Engines Likely Working When Kobe Byant Copter Crashed in Clouds
(Bloomberg) -- The area near Los Angeles where Kobe Bryant’s helicopter crashed was blanketed by a thick layer of clouds and the craft’s engines were operating as it plummeted, a newly released report shows.
The National Transportation Safety Board released several photographs provided by government agencies and individuals depicting the first hard evidence confirming early witness reports that the aircraft entered the clouds before it lost control and slammed into a hillside on Jan. 26 and burned.
Bryant, a basketball legend; his 13-year-old daughter, Gianna; and seven others died in the crash.

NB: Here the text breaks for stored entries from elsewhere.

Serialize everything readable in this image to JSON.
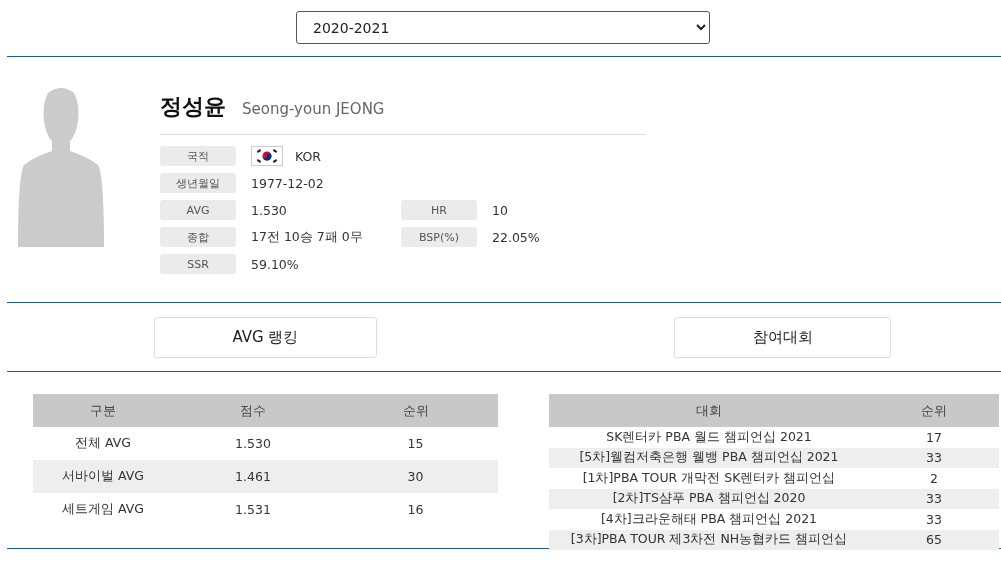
{
  "season_select": {
    "value": "2020-2021"
  },
  "player": {
    "name_ko": "정성윤",
    "name_en": "Seong-youn JEONG",
    "info_rows": [
      [
        {
          "label": "국적",
          "value": "KOR",
          "kind": "flag"
        }
      ],
      [
        {
          "label": "생년월일",
          "value": "1977-12-02",
          "kind": "text"
        }
      ],
      [
        {
          "label": "AVG",
          "value": "1.530",
          "kind": "text"
        },
        {
          "label": "HR",
          "value": "10",
          "kind": "text"
        }
      ],
      [
        {
          "label": "종합",
          "value": "17전 10승 7패 0무",
          "kind": "text"
        },
        {
          "label": "BSP(%)",
          "value": "22.05%",
          "kind": "text"
        }
      ],
      [
        {
          "label": "SSR",
          "value": "59.10%",
          "kind": "text"
        }
      ]
    ]
  },
  "buttons": [
    "AVG 랭킹",
    "참여대회"
  ],
  "ranking_table": {
    "columns": [
      "구분",
      "점수",
      "순위"
    ],
    "rows": [
      [
        "전체 AVG",
        "1.530",
        "15"
      ],
      [
        "서바이벌 AVG",
        "1.461",
        "30"
      ],
      [
        "세트게임 AVG",
        "1.531",
        "16"
      ]
    ]
  },
  "tournament_table": {
    "columns": [
      "대회",
      "순위"
    ],
    "rows": [
      [
        "SK렌터카 PBA 월드 챔피언십 2021",
        "17"
      ],
      [
        "[5차]웰컴저축은행 웰뱅 PBA 챔피언십 2021",
        "33"
      ],
      [
        "[1차]PBA TOUR 개막전 SK렌터카 챔피언십",
        "2"
      ],
      [
        "[2차]TS샴푸 PBA 챔피언십 2020",
        "33"
      ],
      [
        "[4차]크라운해태 PBA 챔피언십 2021",
        "33"
      ],
      [
        "[3차]PBA TOUR 제3차전 NH농협카드 챔피언십",
        "65"
      ]
    ]
  }
}
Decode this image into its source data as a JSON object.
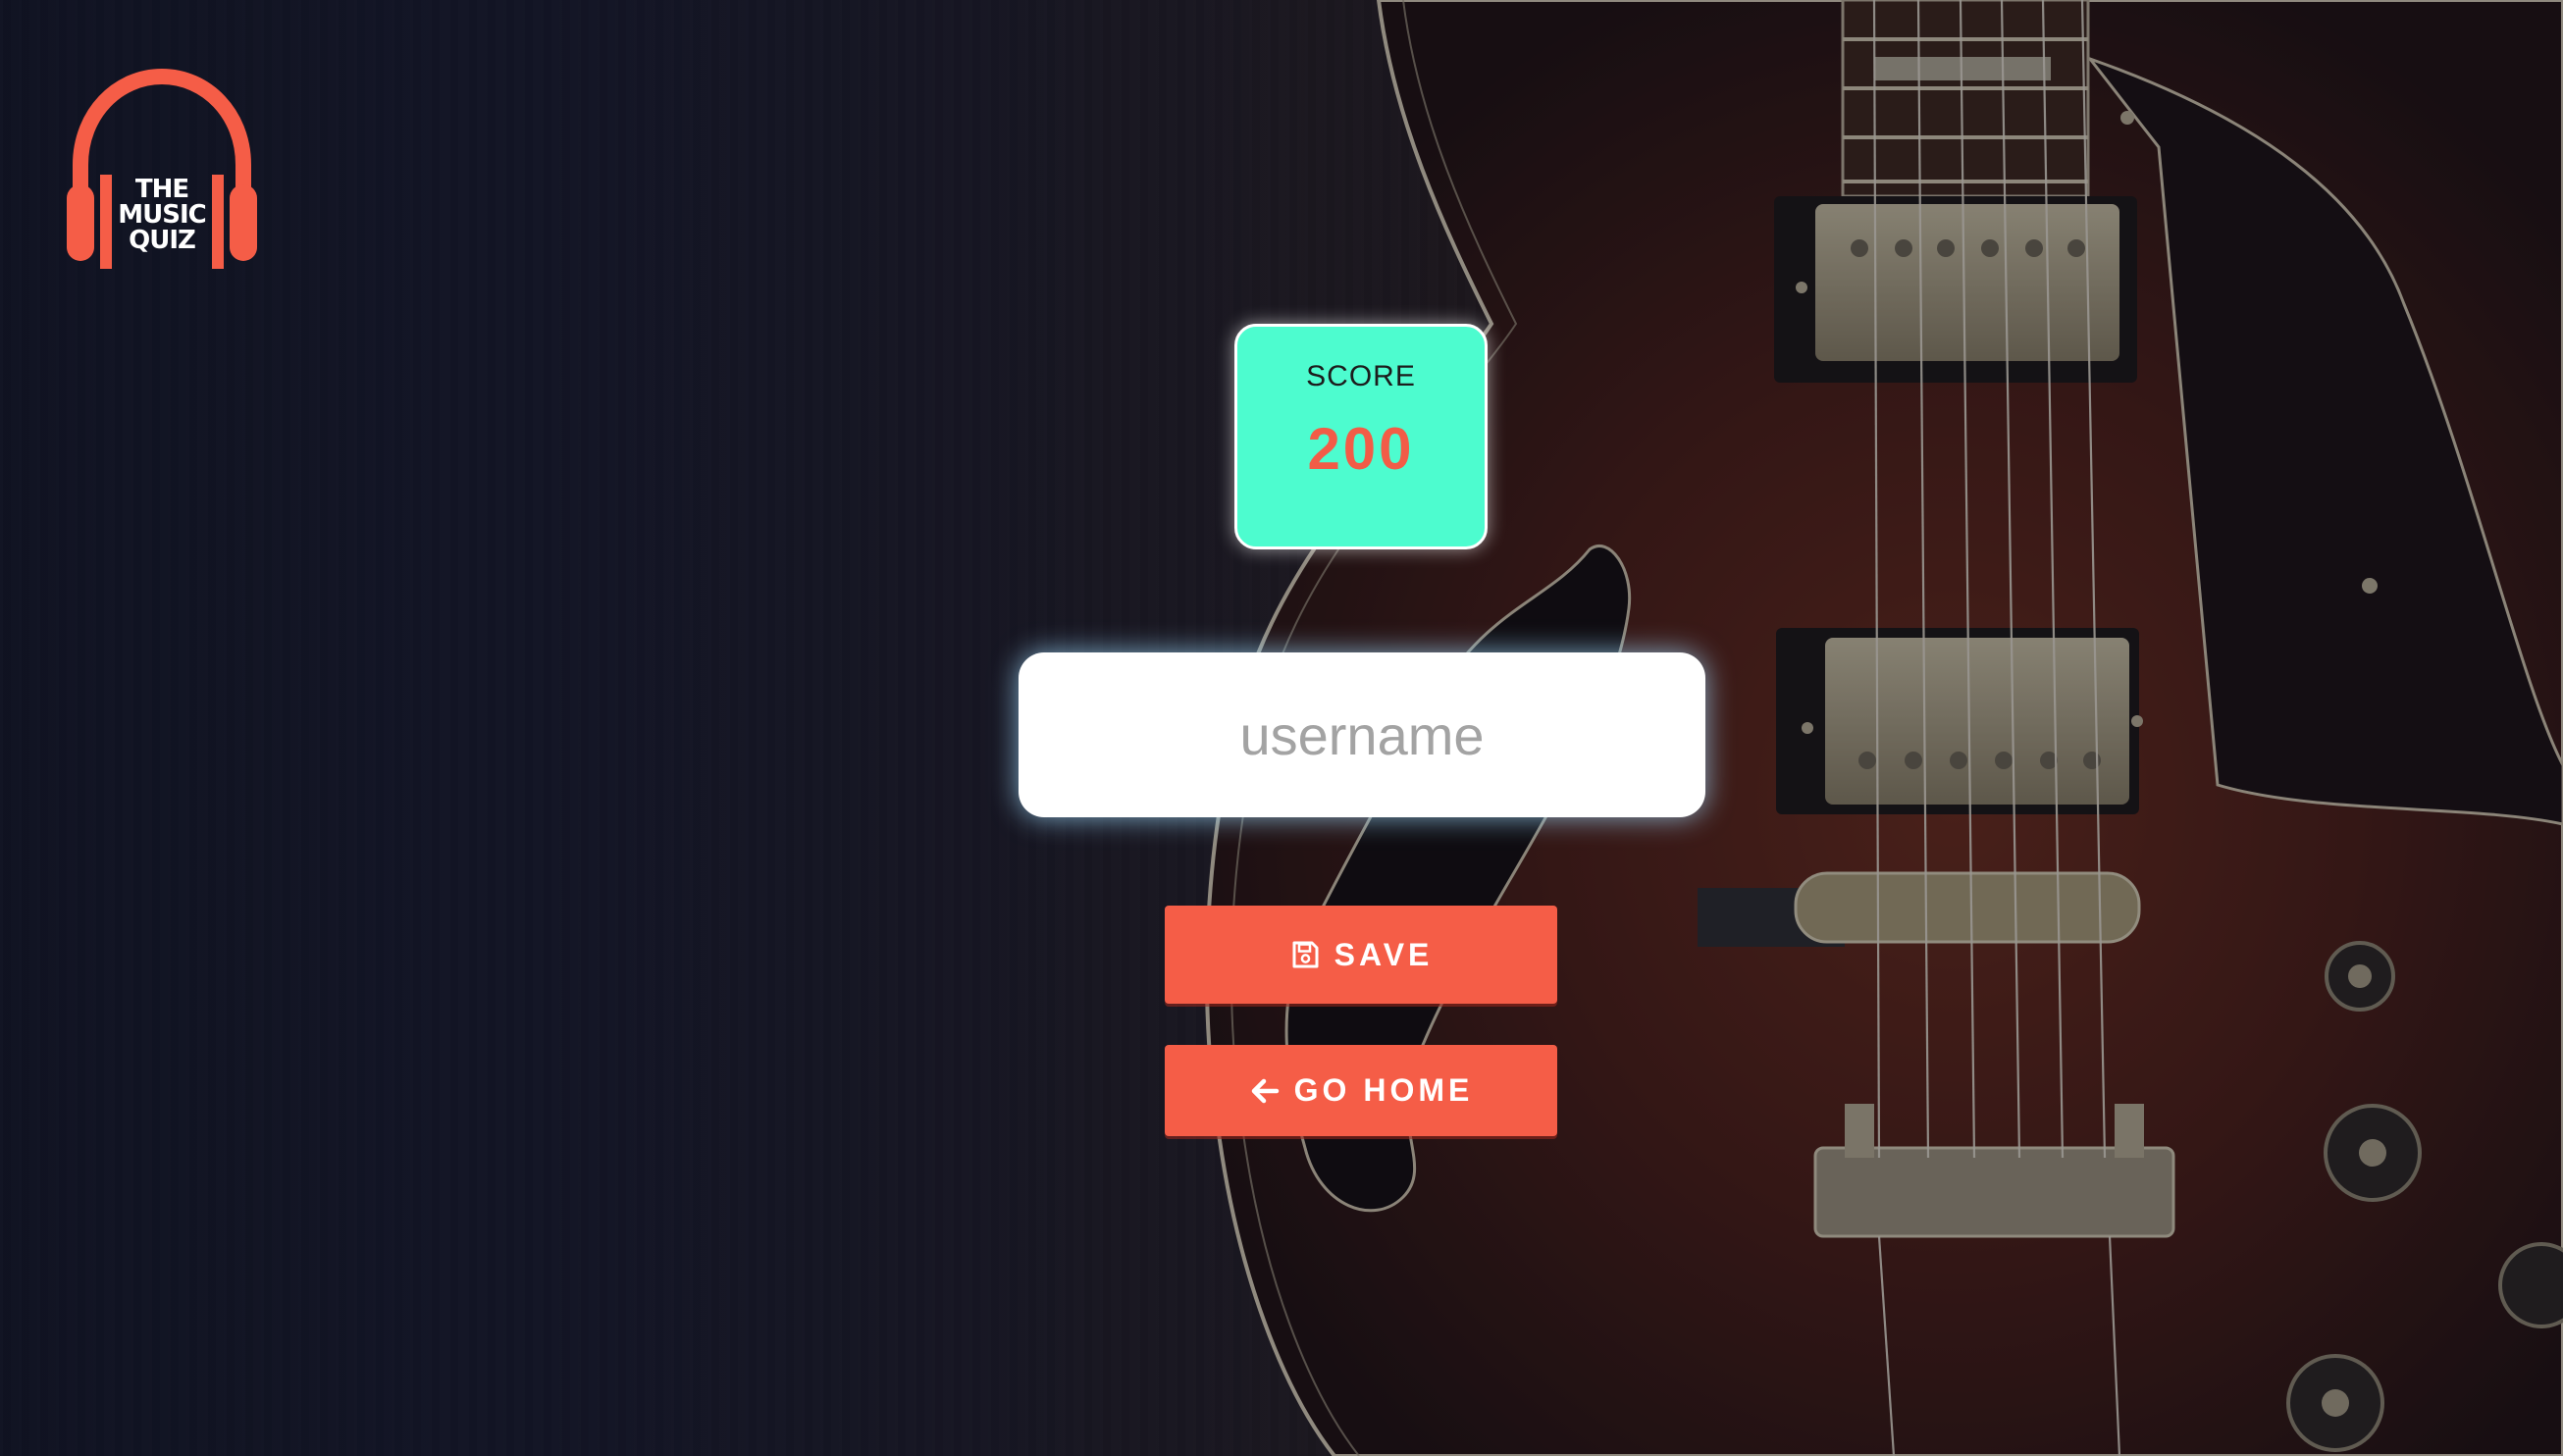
{
  "app": {
    "logo_text": [
      "THE",
      "MUSIC",
      "QUIZ"
    ],
    "logo_icon": "headphones-icon"
  },
  "score": {
    "label": "SCORE",
    "value": "200"
  },
  "username": {
    "placeholder": "username",
    "value": ""
  },
  "actions": {
    "save_label": "SAVE",
    "save_icon": "floppy-disk-icon",
    "home_label": "GO HOME",
    "home_icon": "arrow-left-icon"
  },
  "colors": {
    "accent": "#f55d47",
    "score_card": "#4dfccf",
    "score_value": "#f25c47",
    "input_bg": "#ffffff"
  }
}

A camera used to scan area mountains for wildfires showed that clouds obscured the hills from 2,400 feet altitude and below, according to the NTSB update. The helicopter pilot climbed to 2,300 feet shortly before the accident, but apparently never cleared the clouds.
Wreckage from the high-velocity impact in Calabasas, California, suggests that the Sikorsky S-76B’s engines were operating as it went down, the NTSB report said. That would rule out an engine failure as a reason for the crash.
A witness who was on a mountain bike trail near the crash said the helicopter rolled so far to the left that he could see its belly, the NTSB said. The copter was falling at more than 4,000 feet per minute in the seconds before impact, according to the report.
The NTSB’s investigative update didn’t include any conclusions about the cause of the crash.